Even as the river dropped to 3,820 cfs by 5:30 p.m., water was still flowing under the construction fence surrounding the new Rocky Mountain Institute building, which was less than 20 steps from the wet edge of the expanded river.
Rick Lofaro, the executive director of the Roaring Fork Conservancy, praised the way the Basalt project was flooding the riparian area along the river, while acknowledging that vegetation on much of the property had yet to be established.
He said the water coming off the river, flowing broadly toward Old Town Pond, and then running back into the river, was happening as it was envisioned to.
Lofaro also said that high river flows in general help the river’s ecosystem by flushing sediment from in between rocks and gravel, which insects like, and by watering the cottonwood galleries along the river, which need occasional flooding flows to thrive.
“We’re not in catastrophic flood,” Lofaro said. “And as along as human life and property are not a risk, you can’t really say we have too much water. It’s great to see the abundance of water we have now. Earlier this year were preparing for drought, so we’re just rejoicing at the good scrubbing the river is getting.”
The Roaring Fork River, as measured just above its confluence with the Colorado River in Glenwood Springs, reached, 7500 cfs at 6:30 a.m.

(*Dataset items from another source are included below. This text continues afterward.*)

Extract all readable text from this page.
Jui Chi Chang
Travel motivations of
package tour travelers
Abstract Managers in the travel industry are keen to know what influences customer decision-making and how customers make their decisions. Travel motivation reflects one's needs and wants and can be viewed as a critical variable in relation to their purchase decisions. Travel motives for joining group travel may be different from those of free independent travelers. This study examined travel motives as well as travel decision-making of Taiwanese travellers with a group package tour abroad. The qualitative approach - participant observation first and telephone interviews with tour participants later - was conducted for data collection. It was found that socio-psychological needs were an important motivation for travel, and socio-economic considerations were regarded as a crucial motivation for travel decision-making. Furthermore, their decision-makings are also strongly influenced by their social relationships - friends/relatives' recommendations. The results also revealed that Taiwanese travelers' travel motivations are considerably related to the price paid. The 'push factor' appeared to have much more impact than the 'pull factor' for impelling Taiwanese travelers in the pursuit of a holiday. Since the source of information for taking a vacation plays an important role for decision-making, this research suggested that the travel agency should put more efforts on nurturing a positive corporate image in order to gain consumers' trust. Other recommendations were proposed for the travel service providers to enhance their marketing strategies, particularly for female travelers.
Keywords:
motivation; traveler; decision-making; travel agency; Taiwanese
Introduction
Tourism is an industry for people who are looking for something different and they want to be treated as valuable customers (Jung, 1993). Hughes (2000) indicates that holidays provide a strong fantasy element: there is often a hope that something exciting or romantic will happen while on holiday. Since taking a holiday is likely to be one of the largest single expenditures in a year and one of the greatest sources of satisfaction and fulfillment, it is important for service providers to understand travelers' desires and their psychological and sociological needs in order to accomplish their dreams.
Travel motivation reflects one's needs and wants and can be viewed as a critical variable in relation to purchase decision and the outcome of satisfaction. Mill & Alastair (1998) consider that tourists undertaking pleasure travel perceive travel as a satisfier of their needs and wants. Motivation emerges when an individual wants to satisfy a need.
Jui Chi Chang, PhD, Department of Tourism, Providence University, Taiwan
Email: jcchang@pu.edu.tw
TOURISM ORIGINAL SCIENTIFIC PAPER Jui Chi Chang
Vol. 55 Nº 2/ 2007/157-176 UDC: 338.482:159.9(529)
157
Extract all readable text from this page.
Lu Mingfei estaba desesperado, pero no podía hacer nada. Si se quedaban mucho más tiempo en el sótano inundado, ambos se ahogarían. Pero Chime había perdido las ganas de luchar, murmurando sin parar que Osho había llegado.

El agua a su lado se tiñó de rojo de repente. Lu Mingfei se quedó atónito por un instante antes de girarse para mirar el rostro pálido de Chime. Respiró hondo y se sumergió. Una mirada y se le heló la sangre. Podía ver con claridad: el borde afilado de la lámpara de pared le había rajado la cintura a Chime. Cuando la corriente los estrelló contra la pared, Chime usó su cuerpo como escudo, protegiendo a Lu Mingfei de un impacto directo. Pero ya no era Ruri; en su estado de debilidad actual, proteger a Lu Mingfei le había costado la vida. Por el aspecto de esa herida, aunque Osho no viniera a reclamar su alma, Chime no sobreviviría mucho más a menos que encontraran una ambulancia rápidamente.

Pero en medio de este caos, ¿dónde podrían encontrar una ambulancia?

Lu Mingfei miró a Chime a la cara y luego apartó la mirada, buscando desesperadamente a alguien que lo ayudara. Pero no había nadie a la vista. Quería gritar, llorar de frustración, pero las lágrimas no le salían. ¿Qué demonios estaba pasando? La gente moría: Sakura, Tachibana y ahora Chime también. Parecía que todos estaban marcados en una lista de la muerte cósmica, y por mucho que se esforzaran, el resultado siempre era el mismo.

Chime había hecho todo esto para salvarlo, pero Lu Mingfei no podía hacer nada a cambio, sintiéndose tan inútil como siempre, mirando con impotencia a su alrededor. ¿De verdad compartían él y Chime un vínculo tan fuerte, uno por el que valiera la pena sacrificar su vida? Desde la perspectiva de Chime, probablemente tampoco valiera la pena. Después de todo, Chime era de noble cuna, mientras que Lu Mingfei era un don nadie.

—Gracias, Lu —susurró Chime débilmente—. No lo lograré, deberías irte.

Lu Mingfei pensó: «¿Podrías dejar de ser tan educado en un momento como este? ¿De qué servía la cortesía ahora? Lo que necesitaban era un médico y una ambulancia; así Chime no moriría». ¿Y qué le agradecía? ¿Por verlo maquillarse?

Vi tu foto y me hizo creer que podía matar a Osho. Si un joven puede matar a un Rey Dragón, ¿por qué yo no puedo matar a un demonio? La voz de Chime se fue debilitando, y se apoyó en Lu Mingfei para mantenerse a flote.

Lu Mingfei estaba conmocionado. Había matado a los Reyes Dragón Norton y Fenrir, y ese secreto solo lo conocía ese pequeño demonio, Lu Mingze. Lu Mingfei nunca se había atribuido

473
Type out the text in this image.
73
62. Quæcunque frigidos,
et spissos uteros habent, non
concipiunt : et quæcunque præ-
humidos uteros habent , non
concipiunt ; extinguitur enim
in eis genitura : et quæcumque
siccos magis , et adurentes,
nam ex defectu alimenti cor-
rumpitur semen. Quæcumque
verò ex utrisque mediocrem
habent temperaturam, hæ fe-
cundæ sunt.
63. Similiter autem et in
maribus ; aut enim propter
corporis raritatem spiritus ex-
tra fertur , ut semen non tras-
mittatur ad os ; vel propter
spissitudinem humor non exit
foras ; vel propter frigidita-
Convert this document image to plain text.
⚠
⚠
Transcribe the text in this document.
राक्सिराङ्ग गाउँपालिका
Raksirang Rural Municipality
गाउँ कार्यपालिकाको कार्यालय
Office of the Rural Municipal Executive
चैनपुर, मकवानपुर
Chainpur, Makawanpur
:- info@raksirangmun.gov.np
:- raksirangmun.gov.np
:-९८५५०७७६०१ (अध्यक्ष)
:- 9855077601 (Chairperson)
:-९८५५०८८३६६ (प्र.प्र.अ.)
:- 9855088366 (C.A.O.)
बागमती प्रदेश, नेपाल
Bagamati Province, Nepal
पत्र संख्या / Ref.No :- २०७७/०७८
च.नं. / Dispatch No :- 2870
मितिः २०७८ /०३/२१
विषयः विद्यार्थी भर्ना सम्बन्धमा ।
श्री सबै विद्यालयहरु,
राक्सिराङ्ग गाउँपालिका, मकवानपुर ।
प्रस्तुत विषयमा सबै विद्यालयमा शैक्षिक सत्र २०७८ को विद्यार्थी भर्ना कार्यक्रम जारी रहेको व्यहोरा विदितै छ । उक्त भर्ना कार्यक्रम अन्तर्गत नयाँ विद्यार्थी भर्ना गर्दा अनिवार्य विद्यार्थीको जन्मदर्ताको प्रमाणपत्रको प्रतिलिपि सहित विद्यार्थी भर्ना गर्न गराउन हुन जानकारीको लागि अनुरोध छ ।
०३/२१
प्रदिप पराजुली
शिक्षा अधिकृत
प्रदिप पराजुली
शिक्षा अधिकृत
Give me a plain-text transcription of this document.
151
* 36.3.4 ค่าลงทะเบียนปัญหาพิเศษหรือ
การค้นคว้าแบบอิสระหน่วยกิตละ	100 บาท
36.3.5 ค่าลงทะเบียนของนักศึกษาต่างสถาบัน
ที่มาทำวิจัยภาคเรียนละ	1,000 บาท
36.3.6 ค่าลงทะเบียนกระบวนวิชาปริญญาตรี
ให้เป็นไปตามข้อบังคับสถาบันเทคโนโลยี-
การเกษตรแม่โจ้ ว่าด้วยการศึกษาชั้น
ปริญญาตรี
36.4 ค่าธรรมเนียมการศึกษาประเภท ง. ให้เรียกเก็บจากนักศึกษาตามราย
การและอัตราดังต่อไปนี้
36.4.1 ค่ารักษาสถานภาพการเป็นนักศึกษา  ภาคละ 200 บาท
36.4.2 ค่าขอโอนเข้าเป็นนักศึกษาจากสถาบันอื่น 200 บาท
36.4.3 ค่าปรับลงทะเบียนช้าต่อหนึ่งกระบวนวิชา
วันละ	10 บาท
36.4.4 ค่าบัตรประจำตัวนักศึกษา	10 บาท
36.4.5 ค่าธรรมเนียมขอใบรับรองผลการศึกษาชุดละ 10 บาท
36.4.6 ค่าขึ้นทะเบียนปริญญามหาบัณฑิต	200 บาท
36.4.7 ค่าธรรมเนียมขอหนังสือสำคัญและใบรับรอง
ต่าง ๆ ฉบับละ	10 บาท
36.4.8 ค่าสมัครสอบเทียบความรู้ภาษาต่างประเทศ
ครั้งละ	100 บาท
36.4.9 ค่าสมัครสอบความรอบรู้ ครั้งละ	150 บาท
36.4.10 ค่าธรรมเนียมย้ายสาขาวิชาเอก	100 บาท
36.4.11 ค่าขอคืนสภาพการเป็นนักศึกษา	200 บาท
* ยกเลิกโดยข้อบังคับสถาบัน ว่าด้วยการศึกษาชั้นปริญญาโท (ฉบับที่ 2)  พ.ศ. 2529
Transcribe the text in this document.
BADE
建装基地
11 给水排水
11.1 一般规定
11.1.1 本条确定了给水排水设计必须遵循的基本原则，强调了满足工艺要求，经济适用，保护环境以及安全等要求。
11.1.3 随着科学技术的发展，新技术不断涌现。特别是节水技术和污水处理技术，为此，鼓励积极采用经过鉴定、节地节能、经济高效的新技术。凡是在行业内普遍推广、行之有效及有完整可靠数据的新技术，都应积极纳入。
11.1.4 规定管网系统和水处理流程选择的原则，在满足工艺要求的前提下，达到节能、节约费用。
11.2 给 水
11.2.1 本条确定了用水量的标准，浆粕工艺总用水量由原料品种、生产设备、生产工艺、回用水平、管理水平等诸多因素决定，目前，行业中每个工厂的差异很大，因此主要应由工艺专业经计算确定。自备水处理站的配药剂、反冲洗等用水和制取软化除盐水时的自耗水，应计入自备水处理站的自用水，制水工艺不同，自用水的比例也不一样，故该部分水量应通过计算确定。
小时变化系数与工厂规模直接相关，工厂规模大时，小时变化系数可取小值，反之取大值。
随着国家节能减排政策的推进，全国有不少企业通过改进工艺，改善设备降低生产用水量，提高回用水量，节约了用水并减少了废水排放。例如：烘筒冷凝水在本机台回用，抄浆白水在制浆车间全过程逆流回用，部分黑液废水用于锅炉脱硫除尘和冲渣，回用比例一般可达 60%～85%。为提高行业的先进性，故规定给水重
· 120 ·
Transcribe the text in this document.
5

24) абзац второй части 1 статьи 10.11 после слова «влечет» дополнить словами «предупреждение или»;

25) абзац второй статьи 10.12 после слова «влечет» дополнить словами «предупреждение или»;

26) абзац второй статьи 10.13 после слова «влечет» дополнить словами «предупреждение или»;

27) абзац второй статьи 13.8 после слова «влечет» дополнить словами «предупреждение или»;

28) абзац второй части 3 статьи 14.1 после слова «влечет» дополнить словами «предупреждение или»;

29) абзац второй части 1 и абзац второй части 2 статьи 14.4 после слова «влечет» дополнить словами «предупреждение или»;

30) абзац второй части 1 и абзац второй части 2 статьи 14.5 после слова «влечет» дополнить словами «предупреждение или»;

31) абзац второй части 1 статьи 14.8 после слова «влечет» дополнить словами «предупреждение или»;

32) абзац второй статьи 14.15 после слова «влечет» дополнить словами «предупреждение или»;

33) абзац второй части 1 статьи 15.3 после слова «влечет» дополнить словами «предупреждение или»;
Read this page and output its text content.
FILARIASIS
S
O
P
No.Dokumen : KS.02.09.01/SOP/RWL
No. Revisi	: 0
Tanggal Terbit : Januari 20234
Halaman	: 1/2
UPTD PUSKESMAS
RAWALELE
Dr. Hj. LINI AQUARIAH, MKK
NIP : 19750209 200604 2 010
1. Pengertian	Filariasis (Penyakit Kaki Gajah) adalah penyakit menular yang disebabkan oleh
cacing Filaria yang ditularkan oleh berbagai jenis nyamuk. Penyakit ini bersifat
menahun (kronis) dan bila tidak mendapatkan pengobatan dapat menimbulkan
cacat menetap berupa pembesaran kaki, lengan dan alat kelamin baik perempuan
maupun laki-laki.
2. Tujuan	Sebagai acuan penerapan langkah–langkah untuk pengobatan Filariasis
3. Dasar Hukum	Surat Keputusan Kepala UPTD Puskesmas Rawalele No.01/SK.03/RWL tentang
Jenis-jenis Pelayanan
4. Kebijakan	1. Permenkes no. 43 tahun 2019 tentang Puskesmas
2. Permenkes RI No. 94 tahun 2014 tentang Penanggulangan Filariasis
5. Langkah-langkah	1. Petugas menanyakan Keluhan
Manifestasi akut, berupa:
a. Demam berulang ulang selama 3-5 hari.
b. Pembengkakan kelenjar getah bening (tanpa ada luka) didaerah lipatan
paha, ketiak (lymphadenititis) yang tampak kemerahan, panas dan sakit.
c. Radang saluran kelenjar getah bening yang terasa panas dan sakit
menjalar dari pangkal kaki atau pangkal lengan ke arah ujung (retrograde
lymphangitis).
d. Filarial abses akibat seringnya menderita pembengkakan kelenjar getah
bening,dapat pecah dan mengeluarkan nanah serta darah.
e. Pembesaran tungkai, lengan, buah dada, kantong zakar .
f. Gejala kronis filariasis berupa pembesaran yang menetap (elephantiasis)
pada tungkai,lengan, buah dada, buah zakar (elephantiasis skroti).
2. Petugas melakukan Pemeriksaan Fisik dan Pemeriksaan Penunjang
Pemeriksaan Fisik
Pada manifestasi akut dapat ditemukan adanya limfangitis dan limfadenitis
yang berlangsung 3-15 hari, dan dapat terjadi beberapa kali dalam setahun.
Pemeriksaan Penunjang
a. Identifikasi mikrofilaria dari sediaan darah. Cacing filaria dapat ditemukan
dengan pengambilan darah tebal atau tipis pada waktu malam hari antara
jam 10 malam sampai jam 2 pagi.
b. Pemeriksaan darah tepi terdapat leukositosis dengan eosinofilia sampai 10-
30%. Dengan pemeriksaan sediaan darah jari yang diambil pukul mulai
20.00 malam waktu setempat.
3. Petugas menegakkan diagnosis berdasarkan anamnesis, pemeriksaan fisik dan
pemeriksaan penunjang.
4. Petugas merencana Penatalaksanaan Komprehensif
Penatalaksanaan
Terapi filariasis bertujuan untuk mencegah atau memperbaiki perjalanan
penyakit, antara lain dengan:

Wednesday. That’s below this year’s peak at the confluence to date, as on June 12 the Fork was pouring 7970 cfs into the Colorado.
Weyer, with county incident management team, said engineers with the city of Aspen utilities department believe that absent a significant rain event, river flows through Aspen will decrease.
But a combination of heat, runoff and rain could still put more water in the river. High temperatures are expected to be in the high 80s for the next week, but there is little rain in the forecast.
Turning up the Fryingpan
Additional release from Ruedi Reservoir could also keep the water flowing through Basalt high. The Bureau of Reclamation announced Wednesday it would be increasing the flows of the Frying Pan river below Ruedi by 100 cfs and then another 50 cfs, and that flows in the Pan should reach 440 cfs.
On Thursday, the Bureau announced it would be increasing releases below Ruedi again, this by 300 cfs, bringing the river flow to about 750 cfs.
Lofaro said while that high a flow can make it harder for wading anglers, a long period of such flows would be a big benefit to the river’s ecosystem.
Editor’s note: Aspen Journalism is collaborating with The Aspen Times and the Glenwood Springs Post Independent on coverage of rivers and water. Both the Times and the Post Independent published this story on Thursday, June 18, 2015.